Le gustaría saber dónde se va todo lo que se pierde, eso podía descifrarlo por su manera de recostarse en el blandito asiento que la sostenía. Quería saber dónde se va el cariño de las amistades y donde terminan las virutas de los trocitos del roble que se desgasta con el tiempo. Viruta a viruta, amistad por otra. Le gustaría también saber dónde terminan las explicaciones no dadas, los duelos no vividos, las cosas bien hechas que no se habían podido, las ilusiones vividas que al final no habían sido. Le gustaría saber dónde se va todo lo perdido. Yo tampoco lo sabía.

Salía de la puerta del portal, muy extravagante, muy exigente; lo hacía como lo hacían los pajaritos de sus jaulas, desubicada, desorientada, con las plumas todavía a medio hacer. Se había perdido en la noción del tiempo; había perdido la cordura y los detalles del paso de los días por el que no entendía porque había perdido lo que parecía que tenía, y es que, en la teoría del echar de menos lo que nunca se ha tenido, entra también la idea del no echar de menos lo que ya no quieres tener. En un dilema continuo, en un no estar donde no se nos quiere. Pero eso la perdía, como desencajar un puzle y desandar un laberinto, como llegar a la casilla de salida con la nitidez de las cosas vacías.
Le gustaría saber dónde se va todo lo que se pierde, le gustaría más que nada saber dónde vas cuando te pierdes.
Le gustaría saber dónde deparabas en el tránsito de perderse para encontrarse, el porqué de la necesidad de perderse y para que encontrarse después. Mientras seguía andando la observaba, lo hacía como se observaba lo que ibas a ver por última vez, con una profunda respiración, bajando la mirada para subirla después, despedirte para anhelarlo también.
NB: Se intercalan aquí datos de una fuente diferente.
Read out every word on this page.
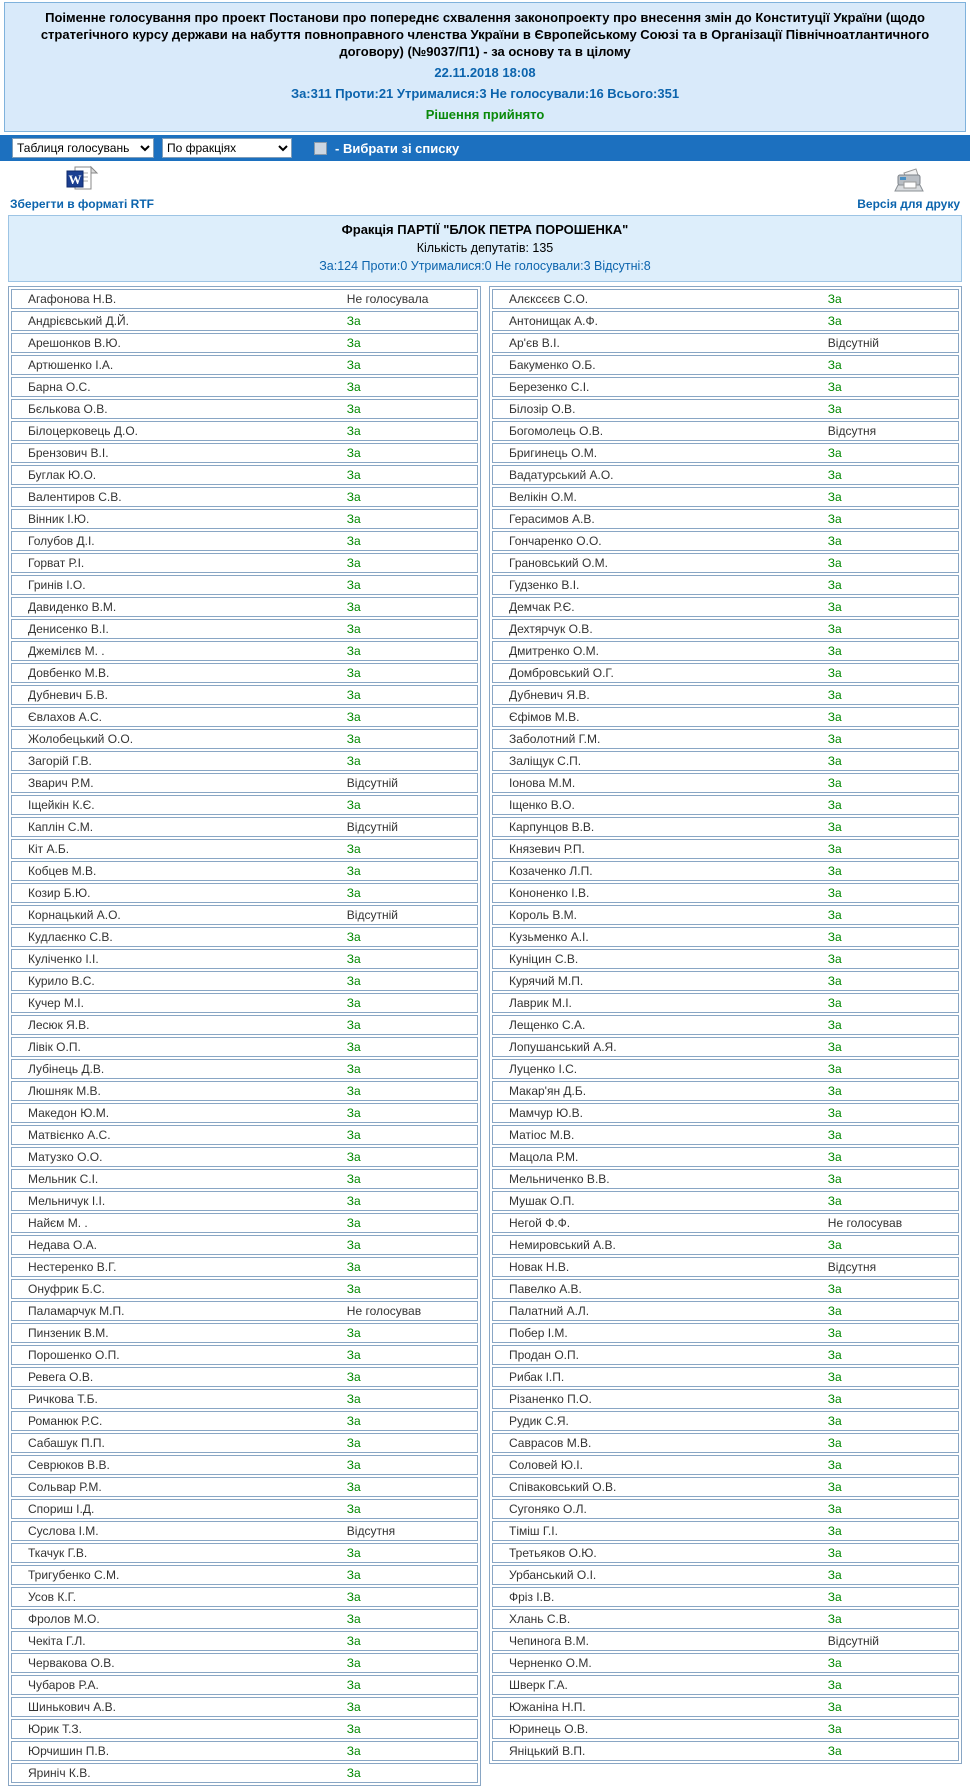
Поіменне голосування про проект Постанови про попереднє схвалення законопроекту про внесення змін до Конституції України (щодо стратегічного курсу держави на набуття повноправного членства України в Європейському Союзі та в Організації Північноатлантичного договору) (№9037/П1) - за основу та в цілому
22.11.2018 18:08
За:311 Проти:21 Утрималися:3 Не голосували:16 Всього:351
Рішення прийнято
Таблиця голосувань
По фракціях
- Вибрати зі списку
W
Зберегти в форматі RTF	Версія для друку
Фракція ПАРТІЇ "БЛОК ПЕТРА ПОРОШЕНКА"
Кількість депутатів: 135
За:124 Проти:0 Утрималися:0 Не голосували:3 Відсутні:8
Агафонова Н.В.	Не голосувала
Андрієвський Д.Й.	За
Арешонков В.Ю.	За
Артюшенко І.А.	За
Барна О.С.	За
Бєлькова О.В.	За
Білоцерковець Д.О.	За
Брензович В.І.	За
Буглак Ю.О.	За
Валентиров С.В.	За
Вінник І.Ю.	За
Голубов Д.І.	За
Горват Р.І.	За
Гринів І.О.	За
Давиденко В.М.	За
Денисенко В.І.	За
Джемілєв М. .	За
Довбенко М.В.	За
Дубневич Б.В.	За
Євлахов А.С.	За
Жолобецький О.О.	За
Загорій Г.В.	За
Зварич Р.М.	Відсутній
Іщейкін К.Є.	За
Каплін С.М.	Відсутній
Кіт А.Б.	За
Кобцев М.В.	За
Козир Б.Ю.	За
Корнацький А.О.	Відсутній
Кудлаєнко С.В.	За
Куліченко І.І.	За
Курило В.С.	За
Кучер М.І.	За
Лесюк Я.В.	За
Лівік О.П.	За
Лубінець Д.В.	За
Люшняк М.В.	За
Македон Ю.М.	За
Матвієнко А.С.	За
Матузко О.О.	За
Мельник С.І.	За
Мельничук І.І.	За
Найєм М. .	За
Недава О.А.	За
Нестеренко В.Г.	За
Онуфрик Б.С.	За
Паламарчук М.П.	Не голосував
Пинзеник В.М.	За
Порошенко О.П.	За
Ревега О.В.	За
Ричкова Т.Б.	За
Романюк Р.С.	За
Сабашук П.П.	За
Севрюков В.В.	За
Сольвар Р.М.	За
Спориш І.Д.	За
Суслова І.М.	Відсутня
Ткачук Г.В.	За
Тригубенко С.М.	За
Усов К.Г.	За
Фролов М.О.	За
Чекіта Г.Л.	За
Червакова О.В.	За
Чубаров Р.А.	За
Шинькович А.В.	За
Юрик Т.З.	За
Юрчишин П.В.	За
Яриніч К.В.	За
Алєксєєв С.О.	За
Антонищак А.Ф.	За
Ар'єв В.І.	Відсутній
Бакуменко О.Б.	За
Березенко С.І.	За
Білозір О.В.	За
Богомолець О.В.	Відсутня
Бригинець О.М.	За
Вадатурський А.О.	За
Велікін О.М.	За
Герасимов А.В.	За
Гончаренко О.О.	За
Грановський О.М.	За
Гудзенко В.І.	За
Демчак Р.Є.	За
Дехтярчук О.В.	За
Дмитренко О.М.	За
Домбровський О.Г.	За
Дубневич Я.В.	За
Єфімов М.В.	За
Заболотний Г.М.	За
Заліщук С.П.	За
Іонова М.М.	За
Іщенко В.О.	За
Карпунцов В.В.	За
Князевич Р.П.	За
Козаченко Л.П.	За
Кононенко І.В.	За
Король В.М.	За
Кузьменко А.І.	За
Куніцин С.В.	За
Курячий М.П.	За
Лаврик М.І.	За
Лещенко С.А.	За
Лопушанський А.Я.	За
Луценко І.С.	За
Макар'ян Д.Б.	За
Мамчур Ю.В.	За
Матіос М.В.	За
Мацола Р.М.	За
Мельниченко В.В.	За
Мушак О.П.	За
Негой Ф.Ф.	Не голосував
Немировський А.В.	За
Новак Н.В.	Відсутня
Павелко А.В.	За
Палатний А.Л.	За
Побер І.М.	За
Продан О.П.	За
Рибак І.П.	За
Різаненко П.О.	За
Рудик С.Я.	За
Саврасов М.В.	За
Соловей Ю.І.	За
Співаковський О.В.	За
Сугоняко О.Л.	За
Тіміш Г.І.	За
Третьяков О.Ю.	За
Урбанський О.І.	За
Фріз І.В.	За
Хлань С.В.	За
Чепинога В.М.	Відсутній
Черненко О.М.	За
Шверк Г.А.	За
Южаніна Н.П.	За
Юринець О.В.	За
Яніцький В.П.	За
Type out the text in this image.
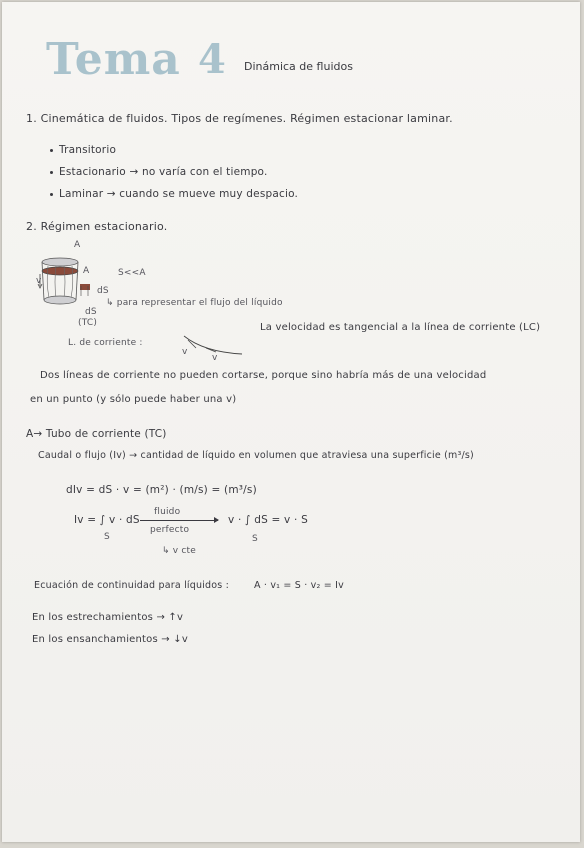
Tema 4 Dinámica de fluidos
1. Cinemática de fluidos. Tipos de regímenes. Régimen estacionar laminar.
Transitorio
Estacionario → no varía con el tiempo.
Laminar → cuando se mueve muy despacio.
2. Régimen estacionario.
A
A
v
dS
dS
(TC)
S<<A
↳ para representar el flujo del líquido
L. de corriente :
v
v
La velocidad es tangencial a la línea de corriente (LC)
Dos líneas de corriente no pueden cortarse, porque sino habría más de una velocidad
en un punto (y sólo puede haber una v)
A→ Tubo de corriente (TC)
Caudal o flujo (Iv) → cantidad de líquido en volumen que atraviesa una superficie (m³/s)
dIv = dS · v = (m²) · (m/s) = (m³/s)
Iv = ∫ v · dS
S
fluido
perfecto
v · ∫ dS = v · S
S
↳ v cte
Ecuación de continuidad para líquidos :	A · v₁ = S · v₂ = Iv
En los estrechamientos → ↑v
En los ensanchamientos → ↓v
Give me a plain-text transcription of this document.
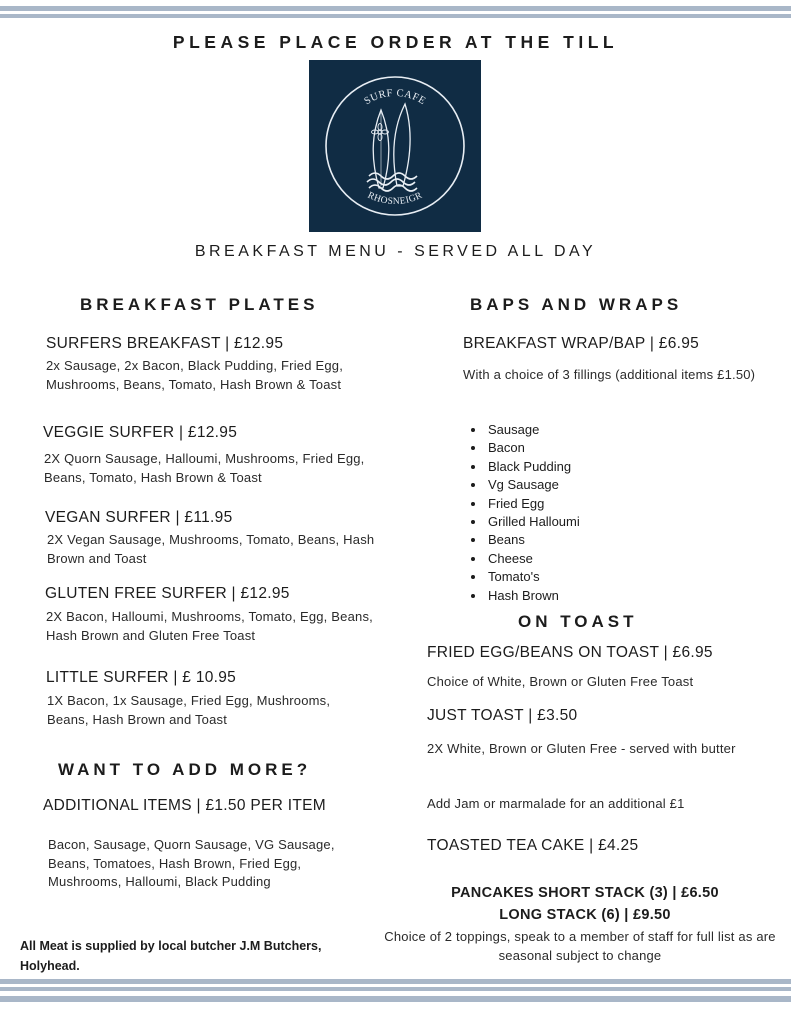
PLEASE PLACE ORDER AT THE TILL
SURF CAFE
RHOSNEIGR
BREAKFAST MENU - SERVED ALL DAY
BREAKFAST PLATES
SURFERS BREAKFAST | £12.95
2x Sausage, 2x Bacon, Black Pudding, Fried Egg, Mushrooms, Beans, Tomato, Hash Brown & Toast
VEGGIE SURFER | £12.95
2X Quorn Sausage, Halloumi, Mushrooms, Fried Egg, Beans, Tomato, Hash Brown & Toast
VEGAN SURFER | £11.95
2X Vegan Sausage, Mushrooms, Tomato, Beans, Hash Brown and Toast
GLUTEN FREE SURFER | £12.95
2X Bacon, Halloumi, Mushrooms, Tomato, Egg, Beans, Hash Brown and Gluten Free Toast
LITTLE SURFER | £ 10.95
1X Bacon, 1x Sausage, Fried Egg, Mushrooms, Beans, Hash Brown and Toast
WANT TO ADD MORE?
ADDITIONAL ITEMS | £1.50 PER ITEM
Bacon, Sausage, Quorn Sausage, VG Sausage, Beans, Tomatoes, Hash Brown, Fried Egg, Mushrooms, Halloumi, Black Pudding
All Meat is supplied by local butcher J.M Butchers, Holyhead.
BAPS AND WRAPS
BREAKFAST WRAP/BAP | £6.95
With a choice of 3 fillings (additional items £1.50)
• Sausage
• Bacon
• Black Pudding
• Vg Sausage
• Fried Egg
• Grilled Halloumi
• Beans
• Cheese
• Tomato's
• Hash Brown
ON TOAST
FRIED EGG/BEANS ON TOAST | £6.95
Choice of White, Brown or Gluten Free Toast
JUST TOAST | £3.50
2X White, Brown or Gluten Free - served with butter
Add Jam or marmalade for an additional £1
TOASTED TEA CAKE | £4.25
PANCAKES SHORT STACK (3) | £6.50
LONG STACK (6) | £9.50
Choice of 2 toppings, speak to a member of staff for full list as are seasonal subject to change
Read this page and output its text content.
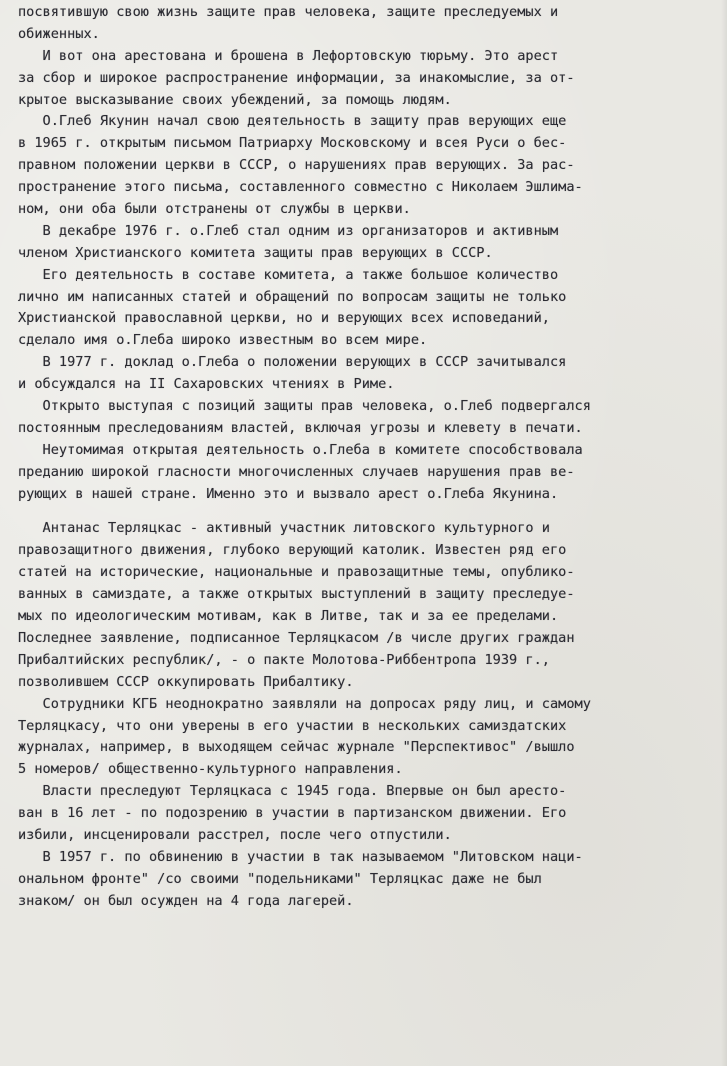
посвятившую свою жизнь защите прав человека, защите преследуемых и
обиженных.
И вот она арестована и брошена в Лефортовскую тюрьму. Это арест
за сбор и широкое распространение информации, за инакомыслие, за от-
крытое высказывание своих убеждений, за помощь людям.
О.Глеб Якунин начал свою деятельность в защиту прав верующих еще
в 1965 г. открытым письмом Патриарху Московскому и всея Руси о бес-
правном положении церкви в СССР, о нарушениях прав верующих. За рас-
пространение этого письма, составленного совместно с Николаем Эшлима-
ном, они оба были отстранены от службы в церкви.
В декабре 1976 г. о.Глеб стал одним из организаторов и активным
членом Христианского комитета защиты прав верующих в СССР.
Его деятельность в составе комитета, а также большое количество
лично им написанных статей и обращений по вопросам защиты не только
Христианской православной церкви, но и верующих всех исповеданий,
сделало имя о.Глеба широко известным во всем мире.
В 1977 г. доклад о.Глеба о положении верующих в СССР зачитывался
и обсуждался на II Сахаровских чтениях в Риме.
Открыто выступая с позиций защиты прав человека, о.Глеб подвергался
постоянным преследованиям властей, включая угрозы и клевету в печати.
Неутомимая открытая деятельность о.Глеба в комитете способствовала
преданию широкой гласности многочисленных случаев нарушения прав ве-
рующих в нашей стране. Именно это и вызвало арест о.Глеба Якунина.
Антанас Терляцкас - активный участник литовского культурного и
правозащитного движения, глубоко верующий католик. Известен ряд его
статей на исторические, национальные и правозащитные темы, опублико-
ванных в самиздате, а также открытых выступлений в защиту преследуе-
мых по идеологическим мотивам, как в Литве, так и за ее пределами.
Последнее заявление, подписанное Терляцкасом /в числе других граждан
Прибалтийских республик/, - о пакте Молотова-Риббентропа 1939 г.,
позволившем СССР оккупировать Прибалтику.
Сотрудники КГБ неоднократно заявляли на допросах ряду лиц, и самому
Терляцкасу, что они уверены в его участии в нескольких самиздатских
журналах, например, в выходящем сейчас журнале "Перспективос" /вышло
5 номеров/ общественно-культурного направления.
Власти преследуют Терляцкаса с 1945 года. Впервые он был аресто-
ван в 16 лет - по подозрению в участии в партизанском движении. Его
избили, инсценировали расстрел, после чего отпустили.
В 1957 г. по обвинению в участии в так называемом "Литовском наци-
ональном фронте" /со своими "подельниками" Терляцкас даже не был
знаком/ он был осужден на 4 года лагерей.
Y se seguían perdiendo. A cada minuto que pasaba se seguían perdiendo las ganas y los recuerdos, y ella lo sabía, pero sabía mejor que nadie que lo hacen también el dolor y los recuerdos, los que hacían que olvidaras a que sabía un beso.
No me acordaba a que sabía.
La calidez de las mejillas acompañada de un abrazo. No recordaba a que sabía. Lo intuía porque yo tampoco. Podría desfigurarlo, desintegrarlo, dibujarlo, recolocarlo. Podría no volver a querer tocarlo, pero se le había olvidado a que sabía un beso, un beso que se había perdido, un beso que no quiso ser encontrado.
Vivía en un mundo de locos, vivía en el mundo de las cosas perdidas.